Antecedentes de la propuesta uribista
Esta iniciativa no es aislada en la trayectoria del exmandatario. Durante sus dos periodos presidenciales (2002‑2010), Uribe impulsó una política de seguridad democrática acompañada de ajustes fiscales que incluyeron la reforma tributaria de 2003 y la ley de financiamento de 2006, orientadas a ampliar la base recaudatoria mientras se mantenía un control estricto del gasto. Ahora, más de una década después, el líder del Centro Democrático argumenta que el modelo actual ha generado una carga excesiva sobre los sectores productivos y que el Estado ha crecido de forma desproporcionada respecto a sus funciones esenciales.
Detalles de la medida: bajar impuestos y reducir el Estado
Según lo expresado por Uribe, la propuesta contempla bajar impuestos tanto a personas naturales como jurídicas, con énfasis en el impuesto sobre la renta y el IVA, mediante la eliminación de exenciones que benefician a grupos privilegiados y la simplificación del sistema tributario. Paralelamente, plantea una reducir el tamaño del Estado mediante la revisión de los órganos descentralizados, la fusión de entidades con funciones superpuestas y un plafón al crecimiento de la nómina pública, siguiendo el principio de «gobierno más eficiente, menos gasto\).

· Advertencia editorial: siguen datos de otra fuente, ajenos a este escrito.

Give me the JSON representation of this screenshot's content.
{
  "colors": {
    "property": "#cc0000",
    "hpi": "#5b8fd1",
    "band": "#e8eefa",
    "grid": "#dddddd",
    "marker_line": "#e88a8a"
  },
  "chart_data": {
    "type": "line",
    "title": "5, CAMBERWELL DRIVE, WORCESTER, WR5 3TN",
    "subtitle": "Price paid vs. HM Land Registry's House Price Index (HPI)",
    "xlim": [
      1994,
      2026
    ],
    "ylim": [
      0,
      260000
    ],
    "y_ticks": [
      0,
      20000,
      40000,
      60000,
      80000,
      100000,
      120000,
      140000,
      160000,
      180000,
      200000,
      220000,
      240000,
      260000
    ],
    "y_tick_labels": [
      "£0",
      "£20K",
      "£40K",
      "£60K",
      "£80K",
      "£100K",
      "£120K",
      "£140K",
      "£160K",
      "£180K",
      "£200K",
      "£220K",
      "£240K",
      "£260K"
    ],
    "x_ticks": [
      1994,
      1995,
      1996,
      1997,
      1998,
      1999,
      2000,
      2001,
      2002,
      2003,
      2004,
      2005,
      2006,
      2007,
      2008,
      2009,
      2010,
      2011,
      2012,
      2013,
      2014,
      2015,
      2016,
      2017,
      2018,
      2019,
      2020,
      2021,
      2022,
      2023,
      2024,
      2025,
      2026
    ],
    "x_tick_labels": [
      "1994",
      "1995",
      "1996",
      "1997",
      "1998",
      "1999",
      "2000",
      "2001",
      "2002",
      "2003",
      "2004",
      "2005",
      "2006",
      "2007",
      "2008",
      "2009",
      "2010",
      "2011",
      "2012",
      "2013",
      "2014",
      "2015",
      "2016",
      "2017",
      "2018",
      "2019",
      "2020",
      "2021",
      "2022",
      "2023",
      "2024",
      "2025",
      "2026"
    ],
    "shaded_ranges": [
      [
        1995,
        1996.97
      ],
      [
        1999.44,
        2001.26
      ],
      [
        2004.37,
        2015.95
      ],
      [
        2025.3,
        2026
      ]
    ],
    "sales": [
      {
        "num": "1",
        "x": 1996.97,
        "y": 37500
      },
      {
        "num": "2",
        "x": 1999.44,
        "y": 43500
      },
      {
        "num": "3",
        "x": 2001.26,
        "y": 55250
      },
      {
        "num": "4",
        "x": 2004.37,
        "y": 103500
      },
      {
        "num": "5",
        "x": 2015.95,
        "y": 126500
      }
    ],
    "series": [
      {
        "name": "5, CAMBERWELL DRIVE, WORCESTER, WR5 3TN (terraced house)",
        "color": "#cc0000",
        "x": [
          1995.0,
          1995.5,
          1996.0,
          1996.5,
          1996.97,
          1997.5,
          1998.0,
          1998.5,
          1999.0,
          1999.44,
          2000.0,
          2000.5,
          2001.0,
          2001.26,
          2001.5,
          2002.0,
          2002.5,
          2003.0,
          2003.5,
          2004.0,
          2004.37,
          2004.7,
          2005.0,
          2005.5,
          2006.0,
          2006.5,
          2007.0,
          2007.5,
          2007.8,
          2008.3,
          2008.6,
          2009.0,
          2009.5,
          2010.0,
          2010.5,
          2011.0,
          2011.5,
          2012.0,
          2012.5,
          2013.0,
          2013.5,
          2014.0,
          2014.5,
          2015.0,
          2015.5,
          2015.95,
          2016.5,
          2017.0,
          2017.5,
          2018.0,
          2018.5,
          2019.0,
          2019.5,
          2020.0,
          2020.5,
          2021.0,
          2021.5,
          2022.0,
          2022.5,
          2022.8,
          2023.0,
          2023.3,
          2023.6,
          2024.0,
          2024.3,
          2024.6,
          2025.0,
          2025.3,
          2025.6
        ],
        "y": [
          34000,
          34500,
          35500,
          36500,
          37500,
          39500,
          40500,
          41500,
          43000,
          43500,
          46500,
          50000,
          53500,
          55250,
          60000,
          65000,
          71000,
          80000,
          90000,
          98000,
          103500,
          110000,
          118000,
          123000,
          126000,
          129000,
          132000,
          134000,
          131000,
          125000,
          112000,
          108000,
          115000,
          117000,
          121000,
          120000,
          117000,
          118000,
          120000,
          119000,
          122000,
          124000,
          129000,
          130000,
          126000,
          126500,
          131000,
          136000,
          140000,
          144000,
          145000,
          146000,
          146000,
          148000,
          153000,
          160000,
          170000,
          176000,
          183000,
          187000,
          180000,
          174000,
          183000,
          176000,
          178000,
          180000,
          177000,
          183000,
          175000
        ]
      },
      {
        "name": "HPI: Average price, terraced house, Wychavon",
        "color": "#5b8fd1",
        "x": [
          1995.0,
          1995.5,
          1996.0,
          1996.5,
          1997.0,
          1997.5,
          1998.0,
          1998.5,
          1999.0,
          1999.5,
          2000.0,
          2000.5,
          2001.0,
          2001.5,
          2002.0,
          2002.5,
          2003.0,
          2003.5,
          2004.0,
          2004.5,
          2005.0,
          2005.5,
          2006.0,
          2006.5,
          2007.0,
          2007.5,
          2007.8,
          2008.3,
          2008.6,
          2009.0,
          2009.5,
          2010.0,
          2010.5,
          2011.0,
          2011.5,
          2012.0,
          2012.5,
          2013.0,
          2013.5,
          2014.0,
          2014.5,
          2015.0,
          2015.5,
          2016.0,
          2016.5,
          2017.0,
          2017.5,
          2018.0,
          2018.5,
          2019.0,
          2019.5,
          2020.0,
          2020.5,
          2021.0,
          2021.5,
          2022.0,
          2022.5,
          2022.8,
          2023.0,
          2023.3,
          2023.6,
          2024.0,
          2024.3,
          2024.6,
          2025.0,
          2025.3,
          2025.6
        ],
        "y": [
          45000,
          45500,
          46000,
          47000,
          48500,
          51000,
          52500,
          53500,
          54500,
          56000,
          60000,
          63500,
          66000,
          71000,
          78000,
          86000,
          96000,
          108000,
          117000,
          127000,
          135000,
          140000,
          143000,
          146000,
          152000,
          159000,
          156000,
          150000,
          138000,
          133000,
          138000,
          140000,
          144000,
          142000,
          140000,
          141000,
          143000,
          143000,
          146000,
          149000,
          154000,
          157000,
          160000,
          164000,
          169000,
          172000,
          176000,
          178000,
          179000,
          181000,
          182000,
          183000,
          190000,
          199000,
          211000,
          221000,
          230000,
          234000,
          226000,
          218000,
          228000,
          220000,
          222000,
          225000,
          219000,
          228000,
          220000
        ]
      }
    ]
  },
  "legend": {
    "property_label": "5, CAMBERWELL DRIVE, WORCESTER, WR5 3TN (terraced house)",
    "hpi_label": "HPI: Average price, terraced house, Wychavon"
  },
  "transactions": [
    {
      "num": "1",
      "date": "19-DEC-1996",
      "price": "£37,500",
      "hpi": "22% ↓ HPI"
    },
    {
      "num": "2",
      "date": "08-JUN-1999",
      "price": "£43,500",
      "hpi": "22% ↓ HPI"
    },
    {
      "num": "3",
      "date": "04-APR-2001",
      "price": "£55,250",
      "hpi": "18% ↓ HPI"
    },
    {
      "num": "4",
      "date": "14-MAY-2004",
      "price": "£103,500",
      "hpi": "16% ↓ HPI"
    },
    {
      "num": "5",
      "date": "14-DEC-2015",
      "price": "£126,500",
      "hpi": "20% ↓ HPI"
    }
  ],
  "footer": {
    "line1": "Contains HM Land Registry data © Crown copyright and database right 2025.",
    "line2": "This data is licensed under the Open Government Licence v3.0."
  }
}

Reacciones y posicionamientos
El anuncio encontró respaldo inmediato dentro del Centro Democrático, cuya bancada en el Congreso declaró que apoyará la iniciativa como parte de su agenda programática para el próximo periodo legislativo. Por otro lado, sectores de la oposición y varios economistas advirtieron que una reducción indiscriminada del gasto podría afectar programas sociales clave, mientras que algunos analistas de la Universidad Nacional señalaron que la eficacia de la medida dependerá de la capacidad del Estado para garantizar la recaudación necesaria mediante una base más amplia y menos evasiva.
Panorama futuro y desafíos de implementación
La concreción de la propuesta dependerá de su tramitación en el Congreso, donde deberá enfrentar el escrutinio de comités de hacienda y de planificación nacional. Además, el gobierno actual deberá evaluar el impacto fiscal a medio plazo, considerando que una disminución de los ingresos tributarios podría requerir ajustes en el endeudamiento o una mayor eficiencia en el gasto. Los próximos meses serán determinantes para observar si la alianza entre el expresidente Uribe y la dirigencia del Centro Democrático logra traducir esta visión en una reforma estructural que, según sus promotores, pueda reactivar la inversión privada y generar empleo en un contexto de recuperación post‑pandemia.